Someone is killing the biggest music celebrities around, and pop singer Justin Bieber is just the latest casualty, gunned down in the Rome night by a motorcycle assassin as he was trying to seek sanctuary in the house of Sting. Interpol are onto this mystery, and one of their top agents, Valentina Valencia (Penélope Cruz), is in charge of the investigation, noting well that the deceased stars' final act was to send a selfie to a trusted associate, pulling an expression that looked highly familiar to anyone who had been around fifteen years before. It is clear to Valentina that they were impersonating the long-forgotten supermodel Derek Zoolander (Ben Stiller) - but for what possible purpose?
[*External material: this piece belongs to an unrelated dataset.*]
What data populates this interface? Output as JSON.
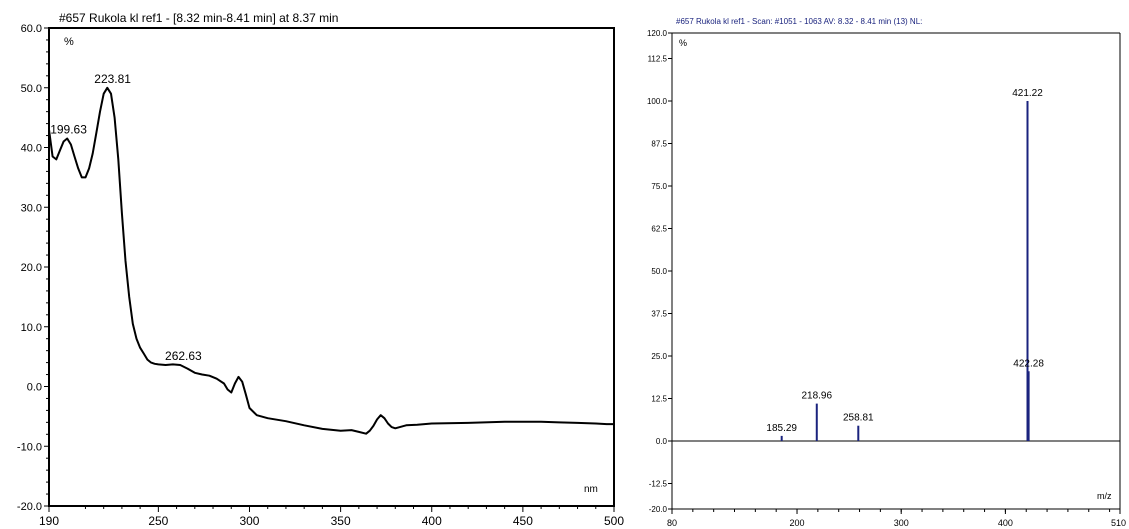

The first Zoolander was a bit of a flop, something which picked up its audience on home video after a disappointing run at the cinemas. Its relentless absurdity was to strike the funny bone of a generation of comedy buffs, and to this day it enjoys a strong cult following, which it is doubtful the belated sequel would have. Stiller by this point had got into a state of thinking that saw his films have as much money thrown at them as possible: Tropic Thunder had been a pretty substantial hit, and that had cost a fortune, but his remake of The Secret Life of Walter Mitty had not performed as well, though if anything it was even more expensive. Zoolander 2 might have been more effective on the budget of the original.
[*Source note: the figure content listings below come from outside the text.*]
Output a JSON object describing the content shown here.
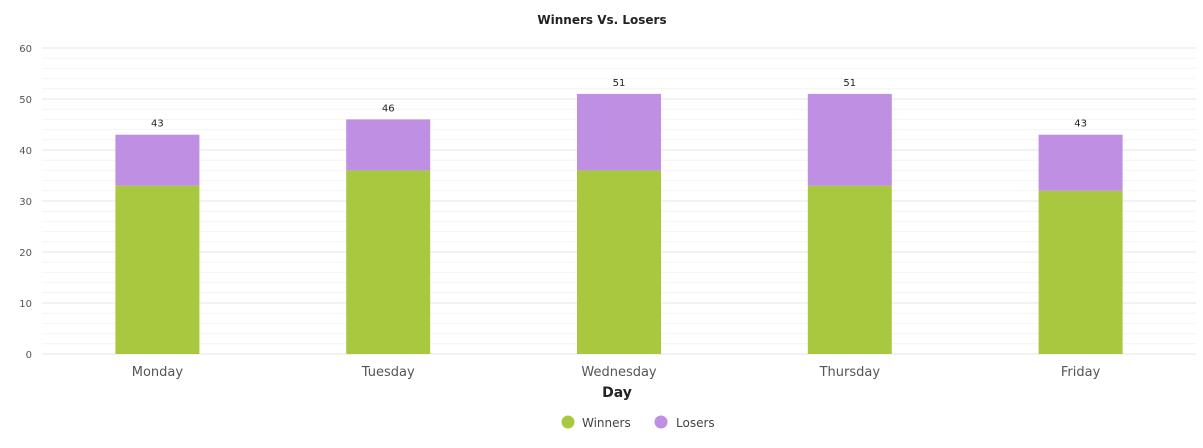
{
  "chart_data": {
    "type": "bar",
    "stacked": true,
    "title": "Winners Vs. Losers",
    "xlabel": "Day",
    "ylabel": "",
    "ylim": [
      0,
      60
    ],
    "yticks": [
      "0",
      "10",
      "20",
      "30",
      "40",
      "50",
      "60"
    ],
    "categories": [
      "Monday",
      "Tuesday",
      "Wednesday",
      "Thursday",
      "Friday"
    ],
    "series": [
      {
        "name": "Winners",
        "color": "#a8c93f",
        "values": [
          33,
          36,
          36,
          33,
          32
        ]
      },
      {
        "name": "Losers",
        "color": "#be8fe3",
        "values": [
          10,
          10,
          15,
          18,
          11
        ]
      }
    ],
    "totals": [
      "43",
      "46",
      "51",
      "51",
      "43"
    ],
    "grid": true,
    "legend_position": "bottom-center"
  }
}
As it was, the public rejected it and it was not difficult to see why, for while the initial time around there was a sense of Stiller and his chums making fun of something from an outsider's perspective, goodnaturedly but with a keen notion of what was making these characters ridiculous, in this sequel they were very much the insiders, and that did make a difference. You don't necessarily have to appreciate the targets of your humour from one remove, after all self-deprecating jokes can be very amusing and even endearing, but there was little attempt to accept those of us in the audience into this inner circle of celebrity, which proved fatal for any potential laughter they were hoping to generate.
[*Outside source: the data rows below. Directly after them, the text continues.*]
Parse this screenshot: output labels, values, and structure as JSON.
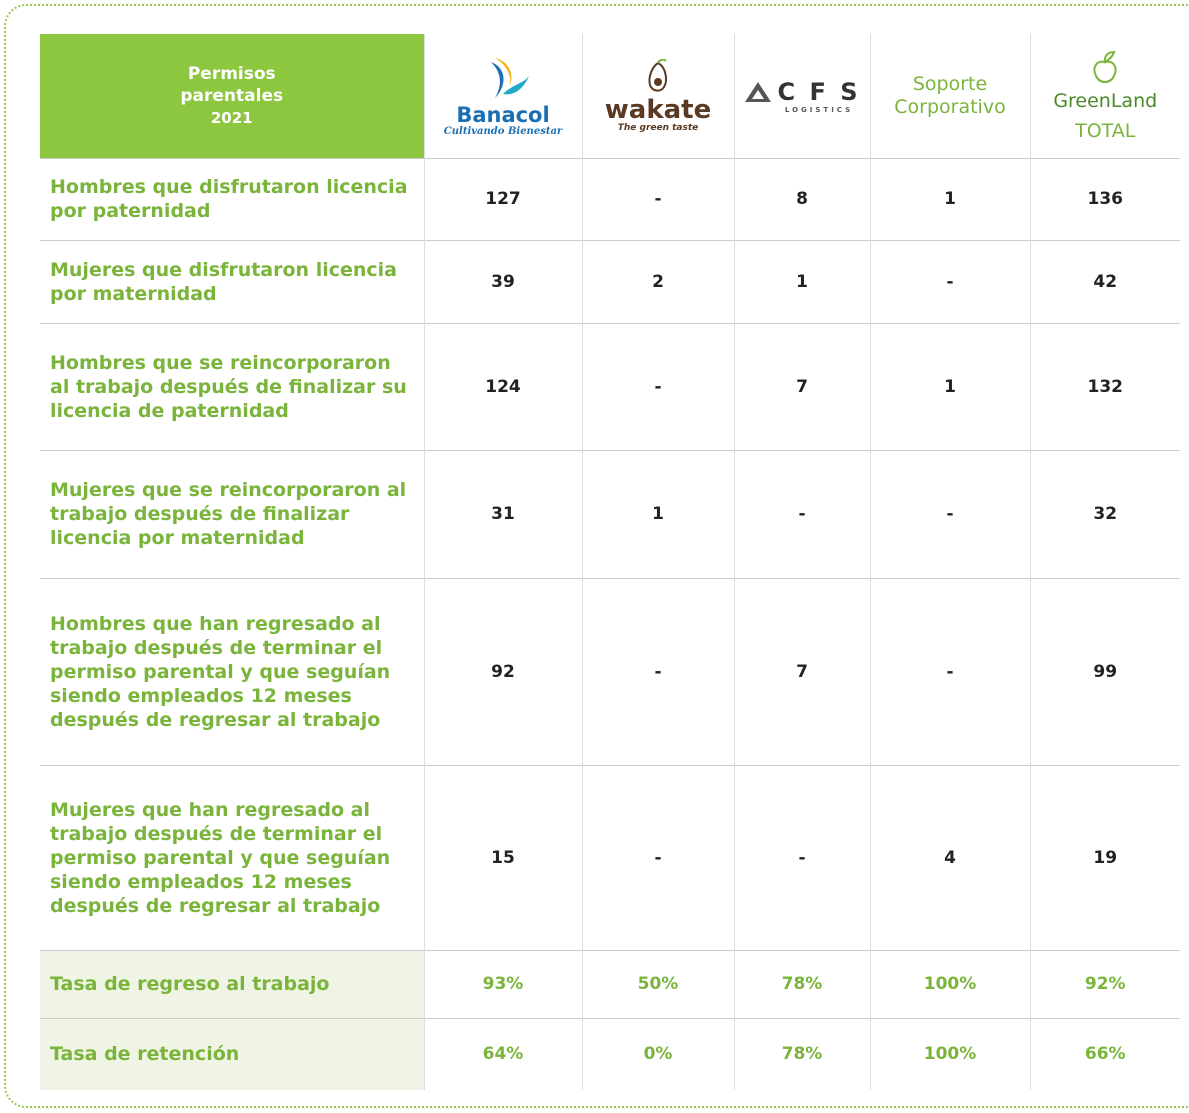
{
  "header": {
    "title": "Permisos parentales",
    "year": "2021",
    "columns": [
      {
        "name": "Banacol",
        "tagline": "Cultivando Bienestar"
      },
      {
        "name": "wakate",
        "tagline": "The green taste"
      },
      {
        "name": "C F S",
        "tagline": "LOGISTICS"
      },
      {
        "name": "Soporte Corporativo"
      },
      {
        "name": "GreenLand",
        "tagline": "TOTAL"
      }
    ]
  },
  "table": {
    "rows": [
      {
        "label": "Hombres que disfrutaron licencia por paternidad",
        "values": [
          "127",
          "-",
          "8",
          "1",
          "136"
        ]
      },
      {
        "label": "Mujeres que disfrutaron licencia por maternidad",
        "values": [
          "39",
          "2",
          "1",
          "-",
          "42"
        ]
      },
      {
        "label": "Hombres que se reincorporaron al trabajo después de finalizar su licencia de paternidad",
        "values": [
          "124",
          "-",
          "7",
          "1",
          "132"
        ]
      },
      {
        "label": "Mujeres que se reincorporaron al trabajo después de finalizar licencia por maternidad",
        "values": [
          "31",
          "1",
          "-",
          "-",
          "32"
        ]
      },
      {
        "label": "Hombres que han regresado al trabajo después de terminar el permiso parental y que seguían siendo empleados 12 meses después de regresar al trabajo",
        "values": [
          "92",
          "-",
          "7",
          "-",
          "99"
        ]
      },
      {
        "label": "Mujeres que han regresado al trabajo después de terminar el permiso parental y que seguían siendo empleados 12 meses después de regresar al trabajo",
        "values": [
          "15",
          "-",
          "-",
          "4",
          "19"
        ]
      },
      {
        "label": "Tasa de regreso al trabajo",
        "values": [
          "93%",
          "50%",
          "78%",
          "100%",
          "92%"
        ]
      },
      {
        "label": "Tasa de retención",
        "values": [
          "64%",
          "0%",
          "78%",
          "100%",
          "66%"
        ]
      }
    ]
  }
}
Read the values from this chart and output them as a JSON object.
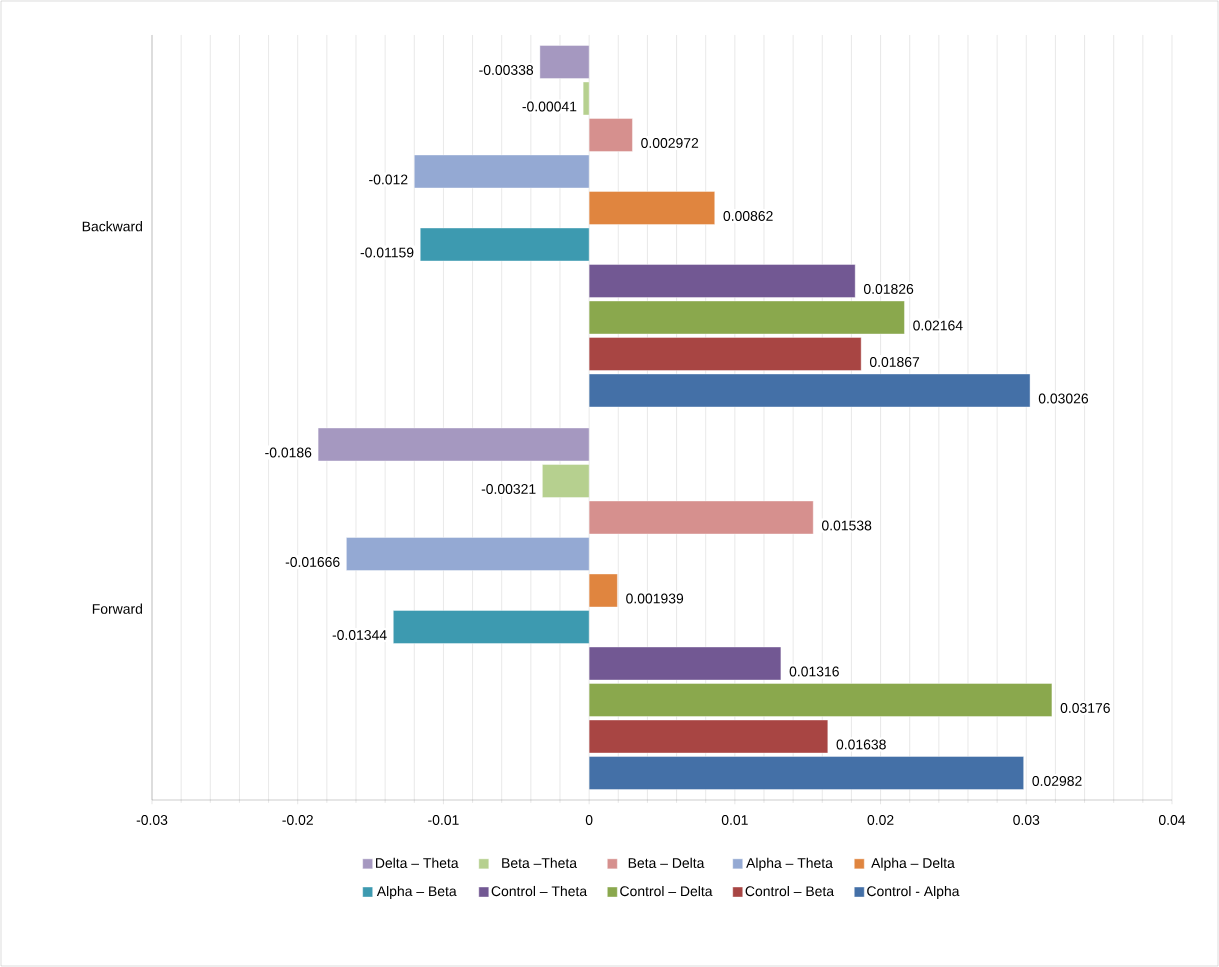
{
  "chart_data": {
    "type": "bar",
    "orientation": "horizontal",
    "categories": [
      "Backward",
      "Forward"
    ],
    "series": [
      {
        "name": "Delta – Theta",
        "color": "#a598c0",
        "values": [
          -0.00338,
          -0.0186
        ],
        "value_labels": [
          "-0.00338",
          "-0.0186"
        ]
      },
      {
        "name": "Beta –Theta",
        "color": "#b6d08f",
        "values": [
          -0.00041,
          -0.00321
        ],
        "value_labels": [
          "-0.00041",
          "-0.00321"
        ]
      },
      {
        "name": "Beta – Delta",
        "color": "#d6908e",
        "values": [
          0.002972,
          0.01538
        ],
        "value_labels": [
          "0.002972",
          "0.01538"
        ]
      },
      {
        "name": "Alpha – Theta",
        "color": "#94a9d3",
        "values": [
          -0.012,
          -0.01666
        ],
        "value_labels": [
          "-0.012",
          "-0.01666"
        ]
      },
      {
        "name": "Alpha – Delta",
        "color": "#e0853f",
        "values": [
          0.00862,
          0.001939
        ],
        "value_labels": [
          "0.00862",
          "0.001939"
        ]
      },
      {
        "name": "Alpha – Beta",
        "color": "#3d9ab0",
        "values": [
          -0.01159,
          -0.01344
        ],
        "value_labels": [
          "-0.01159",
          "-0.01344"
        ]
      },
      {
        "name": "Control – Theta",
        "color": "#725893",
        "values": [
          0.01826,
          0.01316
        ],
        "value_labels": [
          "0.01826",
          "0.01316"
        ]
      },
      {
        "name": "Control – Delta",
        "color": "#8aa84d",
        "values": [
          0.02164,
          0.03176
        ],
        "value_labels": [
          "0.02164",
          "0.03176"
        ]
      },
      {
        "name": "Control – Beta",
        "color": "#a84543",
        "values": [
          0.01867,
          0.01638
        ],
        "value_labels": [
          "0.01867",
          "0.01638"
        ]
      },
      {
        "name": "Control - Alpha",
        "color": "#4470a7",
        "values": [
          0.03026,
          0.02982
        ],
        "value_labels": [
          "0.03026",
          "0.02982"
        ]
      }
    ],
    "xlim": [
      -0.03,
      0.04
    ],
    "xticks": [
      -0.03,
      -0.02,
      -0.01,
      0,
      0.01,
      0.02,
      0.03,
      0.04
    ],
    "grid": "x",
    "legend": "bottom"
  }
}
What Zoolander 2 resembled was an extremely profligate home movie where Stiller had recruited a wide variety of celebrities who were the in thing in 2016 (well, mostly) and ordered them to show what good sports they were. Fair enough, not a bad idea in itself, but when the impression was that they were winking at each other rather than any of us plebs watching the actual film, it was not difficult to grow excluded, alienated even, from the shenanigans playing out before you. First time around, Derek was demonstrably stupid and there was something glorious about that; second time around he was so stupid he was actually pretty smart in this exaggerated world of ludicrous events, and the only possible road they could have gone down to succeed in that line was to make us realise that everyone here was quite possibly insane.
Nobody here behaves particularly sensibly, so to create a plot where they went increasingly off their rockers until they were acting utterly crazily could have succeeded, though that might have been just as alienating for the majority. Nevertheless, there was a complacency to the gags here that occasionally raised a laugh or two (Derek taking a disastrous selfie while driving his car, Benedict Cumberbatch's new breed of supermodel daring Derek to feel uncomfortable when he cannot identify his gender), but the decision to go way over the top was showing the strain. The plot was so convoluted it was barely worth paying attention to, but involved the return of Will Ferrell's villain in the last act and our hero's estranged son (Cyrus Arnold) he was trying to connect with after years of seclusion, teaming up once again with Owen Wilson's Hansel to save, well, save what, exactly? Even for a silly comedy the stakes were unclear, leaving you simply sitting back and going, oh, look who it is, another celeb in lieu of a decent joke. Stiller had been working on lower budgets in other's movies, very well, but battering the audience into submission with glitz was failing by this point. Music by Theodore Shapiro.